Clarice na visão de Giorgio de Chirico


“Escrevo-te em desordem, bem sei. Mas é como vivo.
 Eu só trabalho com achados e perdidos”.
(C.L.)

“Do Leme ao Pontal, não há nada igual”, eternizou o fluminense Tim Maia. Agora o pontal do bairro do Leme ainda tem mais motivos para ser único no mundo: o bairro acaba de ganhar (no último dia 15 de maio) uma estátua em homenagem à escritora Clarice Lispector, ilustre e enigmática moradora das redondezas por doze anos. A peça, em tamanho natural, vem acompanhada de Ulisses, o amado cãozinho sentado aos pés da dona. Merecida celebração à mulher que intriga e encanta gerações de brasileiros e estrangeiros com sua escrita inigualável, há décadas. 

Clarice Lispector não é brasileira de nascimento, mas de amor (naturalizou-se verde e amarela aos 23 anos). Veio ao mundo na longínqua Ucrânia no dia dez de dezembro de 1920 e chegou ao Brasil uma bebezinha de dois anos, junto com os pais e as duas irmãs mais velhas. A família de origem judaica fugia das situações de conflito na terra-natal. 

A infância passa em Recife, onde a mãe falece quando ela completa dez anos. Sobre o tema, escreveu uma das crônicas mais lindas de sua magnífica biografia: Restos de Carnaval. Aos 15, a família se muda para o Rio de Janeiro. 

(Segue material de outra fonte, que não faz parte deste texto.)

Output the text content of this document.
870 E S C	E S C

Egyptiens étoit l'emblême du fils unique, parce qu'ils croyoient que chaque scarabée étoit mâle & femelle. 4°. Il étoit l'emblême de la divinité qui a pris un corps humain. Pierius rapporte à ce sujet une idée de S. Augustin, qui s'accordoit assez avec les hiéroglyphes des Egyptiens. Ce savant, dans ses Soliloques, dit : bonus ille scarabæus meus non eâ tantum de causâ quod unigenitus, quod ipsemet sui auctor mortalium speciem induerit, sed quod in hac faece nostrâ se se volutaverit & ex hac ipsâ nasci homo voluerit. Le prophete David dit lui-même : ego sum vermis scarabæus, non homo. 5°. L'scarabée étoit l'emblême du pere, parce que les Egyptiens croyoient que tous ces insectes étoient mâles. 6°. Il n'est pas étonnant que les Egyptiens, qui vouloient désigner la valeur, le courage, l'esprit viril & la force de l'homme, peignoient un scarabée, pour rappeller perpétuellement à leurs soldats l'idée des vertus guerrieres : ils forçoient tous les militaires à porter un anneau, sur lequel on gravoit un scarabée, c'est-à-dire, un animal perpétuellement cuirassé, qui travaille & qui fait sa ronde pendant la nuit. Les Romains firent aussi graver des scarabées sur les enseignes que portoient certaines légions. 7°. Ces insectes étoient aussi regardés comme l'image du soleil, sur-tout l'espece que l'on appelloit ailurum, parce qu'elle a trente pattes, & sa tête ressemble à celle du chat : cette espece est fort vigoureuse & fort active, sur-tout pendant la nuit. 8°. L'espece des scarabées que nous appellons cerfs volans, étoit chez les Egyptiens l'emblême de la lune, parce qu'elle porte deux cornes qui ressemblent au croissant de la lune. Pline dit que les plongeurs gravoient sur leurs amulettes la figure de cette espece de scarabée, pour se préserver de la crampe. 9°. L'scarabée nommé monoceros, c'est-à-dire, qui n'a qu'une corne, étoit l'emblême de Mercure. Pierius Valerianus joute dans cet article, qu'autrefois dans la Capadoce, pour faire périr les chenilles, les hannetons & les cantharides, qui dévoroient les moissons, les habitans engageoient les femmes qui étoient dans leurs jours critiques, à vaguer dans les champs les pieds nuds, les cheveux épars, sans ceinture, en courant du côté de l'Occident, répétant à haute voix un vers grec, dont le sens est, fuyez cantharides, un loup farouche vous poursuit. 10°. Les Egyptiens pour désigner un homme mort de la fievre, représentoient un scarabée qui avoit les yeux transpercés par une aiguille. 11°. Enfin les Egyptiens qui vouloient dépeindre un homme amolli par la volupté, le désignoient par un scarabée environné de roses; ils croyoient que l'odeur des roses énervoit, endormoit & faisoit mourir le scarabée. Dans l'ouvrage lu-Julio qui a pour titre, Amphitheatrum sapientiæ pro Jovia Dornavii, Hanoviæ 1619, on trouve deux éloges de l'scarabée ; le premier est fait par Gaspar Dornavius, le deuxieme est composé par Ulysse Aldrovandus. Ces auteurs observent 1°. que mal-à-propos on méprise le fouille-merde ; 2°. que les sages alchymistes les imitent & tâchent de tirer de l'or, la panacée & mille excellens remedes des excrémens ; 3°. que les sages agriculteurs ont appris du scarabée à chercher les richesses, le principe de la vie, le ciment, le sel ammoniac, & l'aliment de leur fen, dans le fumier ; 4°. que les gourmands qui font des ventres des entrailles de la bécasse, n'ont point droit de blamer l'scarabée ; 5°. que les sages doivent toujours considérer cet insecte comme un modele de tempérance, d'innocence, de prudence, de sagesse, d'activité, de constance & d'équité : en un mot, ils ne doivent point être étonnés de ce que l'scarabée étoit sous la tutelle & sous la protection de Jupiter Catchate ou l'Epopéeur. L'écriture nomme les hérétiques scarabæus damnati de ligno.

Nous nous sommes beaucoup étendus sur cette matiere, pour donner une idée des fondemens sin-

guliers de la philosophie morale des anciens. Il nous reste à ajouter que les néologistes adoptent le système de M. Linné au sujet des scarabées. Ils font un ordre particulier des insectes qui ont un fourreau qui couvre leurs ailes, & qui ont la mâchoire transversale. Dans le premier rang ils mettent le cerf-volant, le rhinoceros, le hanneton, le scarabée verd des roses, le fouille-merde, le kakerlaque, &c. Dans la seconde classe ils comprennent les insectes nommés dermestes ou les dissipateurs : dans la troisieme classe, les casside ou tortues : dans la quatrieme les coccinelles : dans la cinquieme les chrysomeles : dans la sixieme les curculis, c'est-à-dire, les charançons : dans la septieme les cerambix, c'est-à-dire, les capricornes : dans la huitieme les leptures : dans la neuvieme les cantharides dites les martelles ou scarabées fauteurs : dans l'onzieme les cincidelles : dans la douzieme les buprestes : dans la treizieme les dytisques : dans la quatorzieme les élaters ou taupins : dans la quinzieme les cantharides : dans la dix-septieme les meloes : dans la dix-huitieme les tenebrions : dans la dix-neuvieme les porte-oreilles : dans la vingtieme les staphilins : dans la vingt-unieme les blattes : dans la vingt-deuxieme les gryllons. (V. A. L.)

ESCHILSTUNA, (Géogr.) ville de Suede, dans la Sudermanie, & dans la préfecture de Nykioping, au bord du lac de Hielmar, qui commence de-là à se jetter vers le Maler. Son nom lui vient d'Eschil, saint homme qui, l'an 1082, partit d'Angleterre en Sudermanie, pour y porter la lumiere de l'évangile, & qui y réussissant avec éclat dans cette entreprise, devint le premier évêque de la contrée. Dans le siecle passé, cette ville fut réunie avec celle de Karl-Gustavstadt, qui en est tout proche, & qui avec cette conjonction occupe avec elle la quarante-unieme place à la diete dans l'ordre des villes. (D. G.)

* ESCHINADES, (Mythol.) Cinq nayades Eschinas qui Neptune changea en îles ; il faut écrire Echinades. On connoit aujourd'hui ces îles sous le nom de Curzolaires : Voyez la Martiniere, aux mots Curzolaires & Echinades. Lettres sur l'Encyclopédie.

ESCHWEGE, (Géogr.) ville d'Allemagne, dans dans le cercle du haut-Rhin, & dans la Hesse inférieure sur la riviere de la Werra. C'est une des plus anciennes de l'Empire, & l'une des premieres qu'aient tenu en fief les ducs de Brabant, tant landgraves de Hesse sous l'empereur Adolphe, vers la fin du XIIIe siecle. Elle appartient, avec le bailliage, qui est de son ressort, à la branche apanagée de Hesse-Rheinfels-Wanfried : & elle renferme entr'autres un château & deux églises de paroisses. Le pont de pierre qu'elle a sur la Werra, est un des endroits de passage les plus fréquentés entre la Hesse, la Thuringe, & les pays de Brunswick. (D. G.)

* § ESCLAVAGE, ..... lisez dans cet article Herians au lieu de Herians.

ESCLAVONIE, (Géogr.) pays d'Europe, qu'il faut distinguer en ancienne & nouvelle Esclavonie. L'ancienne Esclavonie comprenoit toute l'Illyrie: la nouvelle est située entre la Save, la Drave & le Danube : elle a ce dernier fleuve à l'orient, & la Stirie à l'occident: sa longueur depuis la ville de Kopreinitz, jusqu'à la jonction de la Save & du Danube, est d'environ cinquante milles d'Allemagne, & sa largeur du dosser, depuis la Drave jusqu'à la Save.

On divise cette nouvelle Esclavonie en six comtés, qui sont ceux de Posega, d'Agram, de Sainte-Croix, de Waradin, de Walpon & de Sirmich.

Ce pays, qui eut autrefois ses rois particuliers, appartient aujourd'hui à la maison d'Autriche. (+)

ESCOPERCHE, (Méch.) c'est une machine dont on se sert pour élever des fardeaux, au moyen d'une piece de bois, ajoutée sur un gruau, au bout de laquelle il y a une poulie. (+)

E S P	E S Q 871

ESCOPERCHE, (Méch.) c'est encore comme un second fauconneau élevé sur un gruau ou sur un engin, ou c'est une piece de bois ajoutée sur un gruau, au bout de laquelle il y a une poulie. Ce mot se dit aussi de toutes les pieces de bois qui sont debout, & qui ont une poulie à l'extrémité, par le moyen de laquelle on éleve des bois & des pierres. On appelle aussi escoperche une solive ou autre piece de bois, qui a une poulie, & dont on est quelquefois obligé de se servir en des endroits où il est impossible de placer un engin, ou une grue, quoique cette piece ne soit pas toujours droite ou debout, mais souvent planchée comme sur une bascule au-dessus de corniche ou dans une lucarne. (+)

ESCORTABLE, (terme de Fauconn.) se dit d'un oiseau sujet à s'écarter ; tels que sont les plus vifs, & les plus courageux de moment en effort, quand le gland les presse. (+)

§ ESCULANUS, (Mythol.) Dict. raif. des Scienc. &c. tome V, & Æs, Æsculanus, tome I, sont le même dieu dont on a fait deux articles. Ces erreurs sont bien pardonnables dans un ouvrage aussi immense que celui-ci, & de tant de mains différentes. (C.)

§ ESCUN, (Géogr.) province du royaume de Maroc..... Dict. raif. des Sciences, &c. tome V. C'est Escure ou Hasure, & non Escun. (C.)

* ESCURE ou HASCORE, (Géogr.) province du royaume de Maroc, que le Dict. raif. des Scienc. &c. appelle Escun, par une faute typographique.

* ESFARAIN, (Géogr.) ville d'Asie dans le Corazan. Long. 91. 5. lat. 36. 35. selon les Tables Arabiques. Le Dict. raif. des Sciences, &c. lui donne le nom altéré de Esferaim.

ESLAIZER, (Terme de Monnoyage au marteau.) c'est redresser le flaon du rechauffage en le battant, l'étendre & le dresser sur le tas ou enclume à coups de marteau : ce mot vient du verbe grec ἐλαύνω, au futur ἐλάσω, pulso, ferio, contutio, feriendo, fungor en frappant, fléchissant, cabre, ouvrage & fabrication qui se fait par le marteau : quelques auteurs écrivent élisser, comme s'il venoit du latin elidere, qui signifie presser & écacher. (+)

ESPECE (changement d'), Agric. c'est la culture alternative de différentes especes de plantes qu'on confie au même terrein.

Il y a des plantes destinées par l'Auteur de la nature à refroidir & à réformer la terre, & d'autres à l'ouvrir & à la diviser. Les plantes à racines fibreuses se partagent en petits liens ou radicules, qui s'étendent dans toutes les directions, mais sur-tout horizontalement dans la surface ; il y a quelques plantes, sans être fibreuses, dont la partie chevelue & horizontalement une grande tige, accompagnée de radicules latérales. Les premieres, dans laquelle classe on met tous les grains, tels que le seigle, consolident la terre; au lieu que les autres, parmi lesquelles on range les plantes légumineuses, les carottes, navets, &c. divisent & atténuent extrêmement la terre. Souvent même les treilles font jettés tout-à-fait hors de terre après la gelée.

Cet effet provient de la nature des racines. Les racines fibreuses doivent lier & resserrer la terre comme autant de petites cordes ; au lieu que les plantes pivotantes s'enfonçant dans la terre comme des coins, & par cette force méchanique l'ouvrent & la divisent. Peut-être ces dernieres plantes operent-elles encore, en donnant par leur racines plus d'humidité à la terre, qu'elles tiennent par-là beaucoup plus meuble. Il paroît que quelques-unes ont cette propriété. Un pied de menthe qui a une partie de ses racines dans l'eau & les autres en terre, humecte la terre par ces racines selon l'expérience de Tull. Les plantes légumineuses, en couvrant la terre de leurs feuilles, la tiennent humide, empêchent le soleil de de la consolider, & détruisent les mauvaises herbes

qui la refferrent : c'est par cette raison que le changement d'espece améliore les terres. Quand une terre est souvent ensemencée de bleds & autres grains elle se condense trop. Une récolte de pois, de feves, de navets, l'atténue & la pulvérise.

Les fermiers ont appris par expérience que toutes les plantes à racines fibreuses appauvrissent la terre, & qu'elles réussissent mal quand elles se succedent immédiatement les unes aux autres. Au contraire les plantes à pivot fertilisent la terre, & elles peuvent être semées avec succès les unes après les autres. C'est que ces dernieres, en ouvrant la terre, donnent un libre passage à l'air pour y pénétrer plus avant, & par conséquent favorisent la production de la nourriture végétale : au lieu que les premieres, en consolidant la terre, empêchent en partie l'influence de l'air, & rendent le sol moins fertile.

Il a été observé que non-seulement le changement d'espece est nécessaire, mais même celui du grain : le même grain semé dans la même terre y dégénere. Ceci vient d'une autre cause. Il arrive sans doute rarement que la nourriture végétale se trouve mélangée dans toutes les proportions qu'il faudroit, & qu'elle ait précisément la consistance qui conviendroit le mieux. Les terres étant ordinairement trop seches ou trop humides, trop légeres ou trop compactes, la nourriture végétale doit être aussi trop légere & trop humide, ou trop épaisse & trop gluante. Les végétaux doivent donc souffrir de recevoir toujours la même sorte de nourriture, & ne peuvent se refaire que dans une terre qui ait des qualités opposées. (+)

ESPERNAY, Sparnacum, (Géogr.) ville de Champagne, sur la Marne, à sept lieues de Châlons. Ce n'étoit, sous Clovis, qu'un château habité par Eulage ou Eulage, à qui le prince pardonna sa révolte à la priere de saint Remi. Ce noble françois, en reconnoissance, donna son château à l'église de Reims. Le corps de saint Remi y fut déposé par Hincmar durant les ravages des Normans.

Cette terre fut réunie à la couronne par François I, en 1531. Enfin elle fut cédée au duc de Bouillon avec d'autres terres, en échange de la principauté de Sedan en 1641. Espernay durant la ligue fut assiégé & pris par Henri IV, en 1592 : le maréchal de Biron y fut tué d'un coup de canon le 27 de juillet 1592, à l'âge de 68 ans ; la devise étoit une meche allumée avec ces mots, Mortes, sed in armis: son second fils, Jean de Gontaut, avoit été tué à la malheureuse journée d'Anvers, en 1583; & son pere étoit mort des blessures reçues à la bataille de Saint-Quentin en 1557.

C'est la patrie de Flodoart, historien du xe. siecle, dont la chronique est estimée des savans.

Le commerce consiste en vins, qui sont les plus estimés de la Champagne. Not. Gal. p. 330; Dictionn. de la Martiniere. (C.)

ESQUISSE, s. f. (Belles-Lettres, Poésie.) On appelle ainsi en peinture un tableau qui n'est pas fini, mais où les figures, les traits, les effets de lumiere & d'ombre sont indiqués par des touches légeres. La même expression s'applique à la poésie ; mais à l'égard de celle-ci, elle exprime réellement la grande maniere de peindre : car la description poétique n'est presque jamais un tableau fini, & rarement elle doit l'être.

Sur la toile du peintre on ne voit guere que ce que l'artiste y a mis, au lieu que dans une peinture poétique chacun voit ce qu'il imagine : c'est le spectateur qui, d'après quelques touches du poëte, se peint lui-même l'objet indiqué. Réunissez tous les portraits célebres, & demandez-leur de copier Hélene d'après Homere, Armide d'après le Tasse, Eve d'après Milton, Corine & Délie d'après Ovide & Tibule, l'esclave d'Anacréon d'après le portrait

A vida foi precoce para Clarice. Ela começa a escrever aos nove anos. Aos 11, envia contos para o Diário de Pernambuco, sistematicamente recusados por tratarem de “sensações” e não de fatos. 

E assim é a literatura dela: sempre calcada nos sentimentos, no turbilhão de emoções das personagens e não na descrição de lugares ou acontecimentos. Talvez por isso os romances e contos de Clarice são considerados herméticos e complexos pela maioria de leitores que, apesar disso, não se intimida de citar Clarice como autora de muitos textos que não lhe pertencem. A autora é uma das mais divulgadas nas redes sociais, infelizmente de forma equivocada na maior parte das vezes. 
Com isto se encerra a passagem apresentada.